In the afternoon, I strolled around in the central market and Monastiraki Flea Market. Both of them are simply souvenir markets. When I was hesitating if I should buy a fridge magnet, I noticed one with the picture of Alexander the Great, and "Athens" on the top, his name at the bottom. So I jokingly asked the shop owner, a gentleman at his 60s, "isn't Alexander the Great a Macedonian?" Before he could make any comments, I suddenly noticed sitting right next to me an old lady was closing a book and started talking to me - she looked very dry, flesh decayed with aging, deeply chizeled wrinkles, withered mouth, and so the jaw seemed protrusive. She obviously was the intellectual one in the family. The next half an hour or so, she educated me passionately, with her right fist constantly pounding against her left palm, how Macedonia, Albania, Istanbul etc etc all belonged to Greece but were stolen by other people. How these days Germany wants to take Santorini for the bailout they provided. "As long as God sides with us, we'll get them back". She was quite confident. I then asked what went wrong these days. She was angry with the corrupted government.
Next day my plan was to visit the National Archaeological Museum, which is said to be one of the greatest museums in the world.
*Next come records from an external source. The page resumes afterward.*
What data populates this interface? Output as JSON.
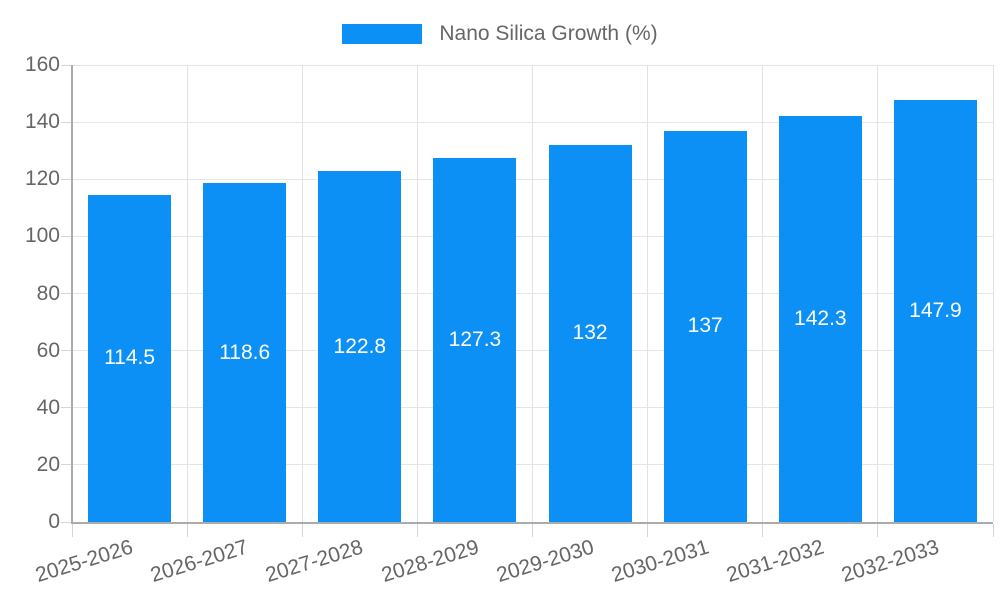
{
  "chart_data": {
    "type": "bar",
    "title": "Nano Silica Growth (%)",
    "legend": {
      "label": "Nano Silica Growth (%)",
      "position": "top"
    },
    "categories": [
      "2025-2026",
      "2026-2027",
      "2027-2028",
      "2028-2029",
      "2029-2030",
      "2030-2031",
      "2031-2032",
      "2032-2033"
    ],
    "series": [
      {
        "name": "Nano Silica Growth (%)",
        "values": [
          114.5,
          118.6,
          122.8,
          127.3,
          132,
          137,
          142.3,
          147.9
        ],
        "data_labels": [
          "114.5",
          "118.6",
          "122.8",
          "127.3",
          "132",
          "137",
          "142.3",
          "147.9"
        ]
      }
    ],
    "xlabel": "",
    "ylabel": "",
    "ylim": [
      0,
      160
    ],
    "yticks": [
      0,
      20,
      40,
      60,
      80,
      100,
      120,
      140,
      160
    ],
    "ytick_labels": [
      "0",
      "20",
      "40",
      "60",
      "80",
      "100",
      "120",
      "140",
      "160"
    ],
    "grid": true,
    "colors": {
      "bar": "#0d90f6",
      "bar_label_text": "#ffffff",
      "tick_text": "#666666",
      "legend_text": "#666666",
      "gridline": "#e5e5e5",
      "axis_line": "#ababab",
      "background": "#ffffff"
    }
  }
}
However, after spending some time running errands, and wasted time on unknown disrupted metro service, I did not have enough time for that before I had to go back and catch the ferry boat to Santorini. Instead, I spent some time in Syntagma, the very center of Athens - I tried hard to find the possibility to dissipate my disappointment about the city. However, after walking across about 50 blocks, my disappointment only got exacerbated. It's still dusty, polluted, full of graffitis, and seemed a bit messy. If anything about the city infrastructure that's worth praising, it's probably the subway. At least it's clean and reasonably well connected, if ignoring the disrupted service. (Later I learned that most part of the green line had stopped running for more than a year because some archeological stuff was found during some construction project. But then there had not been any followup and the service had not resumed after so long)
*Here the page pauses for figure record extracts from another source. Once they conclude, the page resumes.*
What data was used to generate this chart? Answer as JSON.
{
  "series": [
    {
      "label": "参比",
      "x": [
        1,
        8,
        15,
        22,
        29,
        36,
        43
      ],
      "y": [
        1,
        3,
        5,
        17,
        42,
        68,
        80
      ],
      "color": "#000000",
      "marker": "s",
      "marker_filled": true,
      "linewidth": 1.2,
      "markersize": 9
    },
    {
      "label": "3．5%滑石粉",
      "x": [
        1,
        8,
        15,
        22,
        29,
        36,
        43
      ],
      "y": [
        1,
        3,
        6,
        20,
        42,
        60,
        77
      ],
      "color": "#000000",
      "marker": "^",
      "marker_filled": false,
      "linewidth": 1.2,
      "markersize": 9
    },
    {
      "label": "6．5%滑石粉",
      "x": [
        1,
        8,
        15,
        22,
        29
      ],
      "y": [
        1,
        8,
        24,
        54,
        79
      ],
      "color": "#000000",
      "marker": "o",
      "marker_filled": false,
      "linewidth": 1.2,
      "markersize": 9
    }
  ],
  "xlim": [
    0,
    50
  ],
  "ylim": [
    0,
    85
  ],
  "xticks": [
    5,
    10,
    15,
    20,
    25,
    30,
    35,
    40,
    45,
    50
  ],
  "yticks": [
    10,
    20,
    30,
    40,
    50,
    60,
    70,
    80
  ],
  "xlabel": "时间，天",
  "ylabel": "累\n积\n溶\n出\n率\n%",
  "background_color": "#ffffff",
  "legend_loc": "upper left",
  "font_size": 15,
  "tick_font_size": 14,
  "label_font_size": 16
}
I then went back to the Acropolis area and visited every single archaeological site that I missed the day before due to early close and that I did not plan to see in hope to save time for something else better.
While I was waiting for the metro in Monastiraki station, I exchanged a few words with an Australian old couple. The old lady whispered to my ear : "the city is terrible". I wish things could be different.